European Commissioner Marianne Thyssen defended the Youth Employment Initiative (YEI) at a meeting of European social affairs ministers on Thursday (13 October), hoping to encourage member states to unblock a €2 billion budget. EurActiv France reports.
European leaders launched the YEI with great fanfare in 2013. Three years on, and the initiative launched to stem the alarming rise in youth unemployment in the EU has shown broadly positive results.
The programme “has made the difference for many youths, even if we are still a long way from the finishing line,” Thyssen said at a presentation to the Employment, Social Policy, Health and Consumer Affairs Council in Luxembourg on Thursday.
Officials from the European Court of Auditors (ECA) responsible for screening the flagship Youth Guarantee initiative have admitted that they have yet to see a single young person who has found a job through it.
According to the data analysed by the Commissioner, 14 million young people were registered in the system over the last three years. 65% of them, some nine million people, accepted the offer of a job, internship or further training as a result of the scheme.
Of these nine million, 70% found jobs. But while the reduction in unemployment among youths was “faster than among adults”, the Commissioner said, the figures are still alarming. “According to the latest figures, we are now at 18.6%, which is far too high,” she said.
A programme that has proved itself
The YEI aims to find employment or training for people under 25 years of age within four months of the end of their studies or the loss of a previous job. The mechanism enjoyed a budget of €6bn between 2013 and 2015, half of which came from the European social fund. A share of this budget was used to concentrate efforts on areas of Europe where the youth unemployment rate exceeded 25%.
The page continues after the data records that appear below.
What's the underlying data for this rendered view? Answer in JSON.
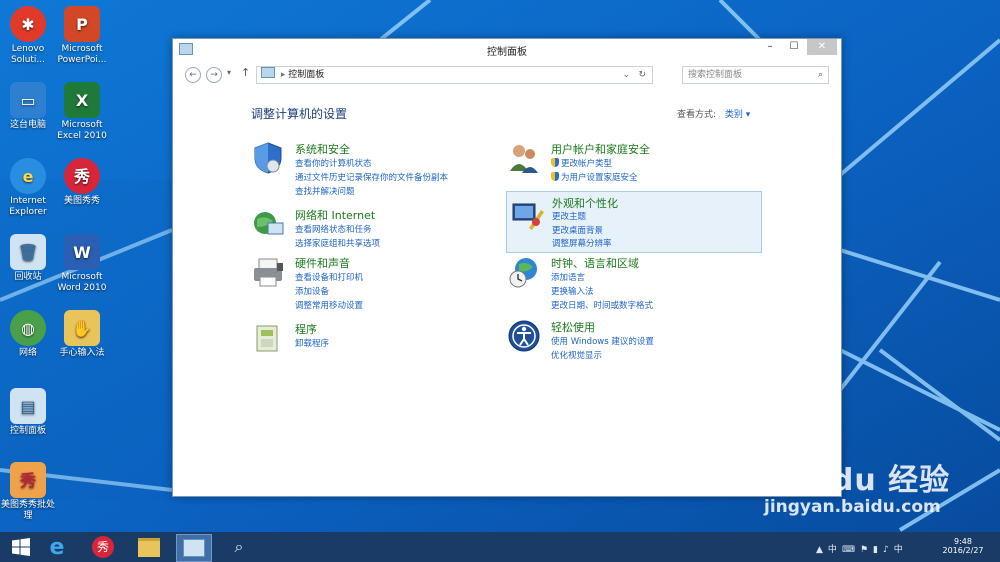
{
  "desktop": {
    "icons": [
      {
        "label": "Lenovo Soluti...",
        "icon": "lenovo-solutions-icon"
      },
      {
        "label": "Microsoft PowerPoi...",
        "icon": "powerpoint-icon"
      },
      {
        "label": "这台电脑",
        "icon": "this-pc-icon"
      },
      {
        "label": "Microsoft Excel 2010",
        "icon": "excel-icon"
      },
      {
        "label": "Internet Explorer",
        "icon": "ie-icon"
      },
      {
        "label": "美图秀秀",
        "icon": "meitu-icon"
      },
      {
        "label": "回收站",
        "icon": "recycle-bin-icon"
      },
      {
        "label": "Microsoft Word 2010",
        "icon": "word-icon"
      },
      {
        "label": "网络",
        "icon": "network-icon"
      },
      {
        "label": "手心输入法",
        "icon": "input-method-icon"
      },
      {
        "label": "控制面板",
        "icon": "control-panel-icon"
      },
      {
        "label": "美图秀秀批处理",
        "icon": "meitu-batch-icon"
      }
    ]
  },
  "window": {
    "title": "控制面板",
    "address": "控制面板",
    "search_placeholder": "搜索控制面板",
    "heading": "调整计算机的设置",
    "view_by_label": "查看方式:",
    "view_by_value": "类别 ▾",
    "categories": [
      {
        "title": "系统和安全",
        "links": [
          "查看你的计算机状态",
          "通过文件历史记录保存你的文件备份副本",
          "查找并解决问题"
        ],
        "icon": "shield-icon"
      },
      {
        "title": "网络和 Internet",
        "links": [
          "查看网络状态和任务",
          "选择家庭组和共享选项"
        ],
        "icon": "network-globe-icon"
      },
      {
        "title": "硬件和声音",
        "links": [
          "查看设备和打印机",
          "添加设备",
          "调整常用移动设置"
        ],
        "icon": "printer-icon"
      },
      {
        "title": "程序",
        "links": [
          "卸载程序"
        ],
        "icon": "programs-icon"
      },
      {
        "title": "用户帐户和家庭安全",
        "links": [
          "更改帐户类型",
          "为用户设置家庭安全"
        ],
        "icon": "users-icon"
      },
      {
        "title": "外观和个性化",
        "links": [
          "更改主题",
          "更改桌面背景",
          "调整屏幕分辨率"
        ],
        "icon": "appearance-icon"
      },
      {
        "title": "时钟、语言和区域",
        "links": [
          "添加语言",
          "更换输入法",
          "更改日期、时间或数字格式"
        ],
        "icon": "clock-globe-icon"
      },
      {
        "title": "轻松使用",
        "links": [
          "使用 Windows 建议的设置",
          "优化视觉显示"
        ],
        "icon": "ease-of-access-icon"
      }
    ]
  },
  "taskbar": {
    "time": "9:48",
    "date": "2016/2/27"
  },
  "watermark": {
    "brand": "Bai du 经验",
    "url": "jingyan.baidu.com"
  },
  "colors": {
    "wallpaper": "#0a5fb6",
    "link": "#1e64c8",
    "category_title": "#1a7a1a",
    "taskbar": "#1a3b66"
  }
}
And the programme has proved itself in action. In France, the Court of Auditors recently criticised the multitude of national “back to work” schemes. But it singled out the French version of the YEI, subsidised in part by the EU, as one of the few effective ones.
The scheme has a re-employment rate of 49.9%, according to the French auditors.
Though the implementation of the Youth Guarantee in member states is on track, the Commission is launching a new initiative with businesses to help more young people into jobs, says Marianne Thyssen in an exclusive interview.
Yet in France, as in the majority of European countries, youth unemployment levels are still far higher than levels in the adult workforce. In mainland France, youth unemployment remains stubbornly high at 23.7%, compared to 9.6% for the working-age population as a whole.
Arguing for funding
“We have to continue our financial efforts and the Commission proposes to increase the resources available to this initiative as part of the mid-term revision of the Multiannual Financial Framework,” Thyssen told the EU ministers.
In spite of the initiative’s positive reception, unblocking funds for the programme may prove difficult.
The Commission has pencilled in a budget of €2 billion for the period 2017-2020, of which €1 billion is set to come from the European Social Fund budget. But this figure, which is already seen as a step down in ambition compared to the previous three-year period, has been further shaved down by the member states.
So-called “Youth Guarantee” schemes have reduced unemployment of young people in Finland, but expanding the scheme to other European countries has been slow and lacking commitment. EurActiv France reports.
In this clash over the budget, the European Parliament has emerged as the champion of youth employment. On Tuesday (11 October), the Parliament’s budgets committee reversed the cuts made by the member states, adding a further €1.5 billion to the YEI.
“Europe has to be big on the big issues. As a result, we have strengthened the budget lines to support employment and economic growth and cancel out the cuts made by the member states, which acted against their own priorities,” said Jens Geier, a German Socialist MEP and the rapporteur on the subject.
But the sums being passed back and forth to guarantee the future of the programme pale into insignificance compared to the needs identified. The International Labour Organisation (ILO) said that a budget of €21 billion per year would allow this programme to be really effective at a European level.
While a budget increase of this scale is not on the cards, the EU’s socialist labour and social affairs ministers from Luxembourg, the Czech Republic, Portugal, Slovakia, Austria, France and Sweden signed a declaration on Wednesday (12 October), in which they deplored the under-investment in the programme.
- 26 October: plenary vote on 2016 EU budget proposal.